Megami Tensei was first released in September of 1987, beginning what later became a collection of many spin-off series in the decades to follow: Devil Summoner, Shin Megami Tensei, Strange Journey, Digital Devil Saga, and most renowned, Persona.
The original titles, Persona and Persona 2: Innocent Sin, had a quiet following that kept the franchise under the radar for quite some time. When Persona 3 released on the PlayStation 2 in 2006, it broke out of its original isometric design and into the hearts of a larger audience, kickstarting an exceptionally successful run. The third and forth installments in the JRPG series both saw multiple releases Persona 3, Persona 3:FES, Persona 4, and Persona 4: Golden; followed by two arcade style fighters, Persona 4: Arena, and its follow up Persona 4:Arena Ultrimax. With plenty of content and enough fans of the series to justify all of these previous releases, it’s no wonder Persona 5 was so highly anticipated.
But was it worth the wait? With a Metacritic score of 93 it seems that most would believe so. Persona 5 is most certainly a worthy heir to the Persona name, but I strongly contest the reputation it earned.
Boot up your s***-posting keyboards, because here we go:
While the story’s premise is excellent and individual side stories are told wonderfully, the sum of its parts is subpar at best.
The premise of Persona 5 focuses around a group of high school students who are pulled into a cognitive world called the Metaverse. Here they discover the rebellious nature of their personalities, awakening their personas, figures from history and folklore that represent facets of the character’s personality, granting them access to magic. Led through the Metaverse by Morgana, a mysterious talking cat, this band of teens becomes known as The Phantom Thieves and set out to to steal the hearts of criminals, changing their behavior and making the world a better place.
The game is divided into several dungeons, each with its own storyline introducing a new playable character. These dungeons all represent how The Phantom Thieves’ targets have distorted perceptions of the world around them.
**Spoilers for the first dungeon ahead**
Focusing on Shujin Academy’s high school coach Kamoshida, who physically abuses under-performing male athletes, and sexually harasses the female athletes, the first dungeon gets right into the heart of darkness.

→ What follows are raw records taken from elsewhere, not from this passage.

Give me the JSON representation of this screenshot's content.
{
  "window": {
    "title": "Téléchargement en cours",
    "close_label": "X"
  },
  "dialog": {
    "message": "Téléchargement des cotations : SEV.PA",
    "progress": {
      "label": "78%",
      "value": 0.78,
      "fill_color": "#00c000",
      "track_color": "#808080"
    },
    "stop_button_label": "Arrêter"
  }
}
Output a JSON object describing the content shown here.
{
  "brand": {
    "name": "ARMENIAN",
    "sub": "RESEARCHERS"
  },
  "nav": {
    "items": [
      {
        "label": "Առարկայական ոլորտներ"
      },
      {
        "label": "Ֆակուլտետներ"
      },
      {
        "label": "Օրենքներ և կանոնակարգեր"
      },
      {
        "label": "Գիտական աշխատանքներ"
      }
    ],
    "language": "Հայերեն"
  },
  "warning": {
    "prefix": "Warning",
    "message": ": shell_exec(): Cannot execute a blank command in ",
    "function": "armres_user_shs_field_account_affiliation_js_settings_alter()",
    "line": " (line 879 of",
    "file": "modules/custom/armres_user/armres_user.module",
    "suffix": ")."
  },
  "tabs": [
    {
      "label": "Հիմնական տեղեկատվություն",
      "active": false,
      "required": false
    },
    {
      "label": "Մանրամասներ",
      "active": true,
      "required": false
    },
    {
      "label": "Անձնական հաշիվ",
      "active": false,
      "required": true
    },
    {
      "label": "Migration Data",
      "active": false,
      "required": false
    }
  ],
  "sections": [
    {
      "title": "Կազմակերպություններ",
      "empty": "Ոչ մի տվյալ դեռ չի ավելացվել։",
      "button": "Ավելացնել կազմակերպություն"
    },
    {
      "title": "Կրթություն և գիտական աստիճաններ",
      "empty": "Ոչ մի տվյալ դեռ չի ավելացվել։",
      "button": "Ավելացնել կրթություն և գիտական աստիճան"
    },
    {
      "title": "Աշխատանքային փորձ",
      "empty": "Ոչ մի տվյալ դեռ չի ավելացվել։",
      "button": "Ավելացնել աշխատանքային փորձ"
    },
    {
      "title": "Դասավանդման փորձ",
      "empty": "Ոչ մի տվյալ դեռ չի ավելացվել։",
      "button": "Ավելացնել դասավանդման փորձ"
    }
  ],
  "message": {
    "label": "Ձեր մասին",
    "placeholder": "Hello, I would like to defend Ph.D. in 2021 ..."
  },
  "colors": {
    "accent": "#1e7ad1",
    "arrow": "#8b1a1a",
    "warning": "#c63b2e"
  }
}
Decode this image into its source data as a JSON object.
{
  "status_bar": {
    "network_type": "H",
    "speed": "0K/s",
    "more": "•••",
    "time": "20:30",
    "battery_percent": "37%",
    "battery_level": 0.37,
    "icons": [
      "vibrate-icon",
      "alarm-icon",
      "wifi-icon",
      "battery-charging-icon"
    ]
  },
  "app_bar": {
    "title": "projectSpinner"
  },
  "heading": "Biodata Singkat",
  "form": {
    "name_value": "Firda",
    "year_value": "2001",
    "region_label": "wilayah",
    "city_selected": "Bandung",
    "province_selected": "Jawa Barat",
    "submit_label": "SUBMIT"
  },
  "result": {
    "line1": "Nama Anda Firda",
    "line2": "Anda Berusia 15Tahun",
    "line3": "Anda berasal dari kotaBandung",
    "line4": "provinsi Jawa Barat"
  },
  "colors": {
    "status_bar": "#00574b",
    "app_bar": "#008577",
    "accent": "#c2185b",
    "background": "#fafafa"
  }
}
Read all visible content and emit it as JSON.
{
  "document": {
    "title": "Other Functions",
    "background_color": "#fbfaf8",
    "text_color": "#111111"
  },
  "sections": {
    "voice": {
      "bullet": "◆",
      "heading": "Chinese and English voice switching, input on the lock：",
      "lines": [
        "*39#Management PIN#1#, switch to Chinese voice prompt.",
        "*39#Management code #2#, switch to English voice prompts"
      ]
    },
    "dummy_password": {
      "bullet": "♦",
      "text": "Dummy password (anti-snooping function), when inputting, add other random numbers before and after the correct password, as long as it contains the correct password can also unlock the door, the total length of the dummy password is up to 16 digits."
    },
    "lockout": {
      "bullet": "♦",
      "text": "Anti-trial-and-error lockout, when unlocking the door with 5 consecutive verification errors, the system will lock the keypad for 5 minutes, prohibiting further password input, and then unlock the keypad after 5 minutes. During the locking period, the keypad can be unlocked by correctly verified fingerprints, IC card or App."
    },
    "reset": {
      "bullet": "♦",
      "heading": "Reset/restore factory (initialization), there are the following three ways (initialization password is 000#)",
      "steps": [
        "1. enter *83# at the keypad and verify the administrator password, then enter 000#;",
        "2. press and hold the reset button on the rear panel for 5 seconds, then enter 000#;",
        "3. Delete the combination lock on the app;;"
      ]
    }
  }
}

Kamoshida’s students were so fearful of the repercussions of reporting this harassment that they remained silent about the abuses, only reaching a breaking point after a student attempted suicide by throwing themselves off the school’s roof in front of the rest of the student body.
Unsettled and enraged by events, The Phantom Thieves enter Kamoshida’s Palace (distorted world) to steal his heart in order to make him more empathetic and commit to his crimes.
Before I go on, let me first say how much I love this concept. I think it’s an incredible premise that takes situations that are all too plausible in reality, throws in some magic and determination, and turns a dark situation into a hopeful story of redemption. But that’s where I stop liking the story.
Each dungeon has its own story centralized around The Phantom Thieves’ target, how they ruined the lives of the newest playable character, and the playable character’s eventual rebellion against the target, discovering their own Persona’s ability. By the start of the second Palace, Persona 5‘s formula becomes evident, and it isn’t until the end game dungeons that the formula changes. It really makes for a predictable and boring experience. To top it off, I found the first dungeon to have the best story of them all, leaving it all downhill from there.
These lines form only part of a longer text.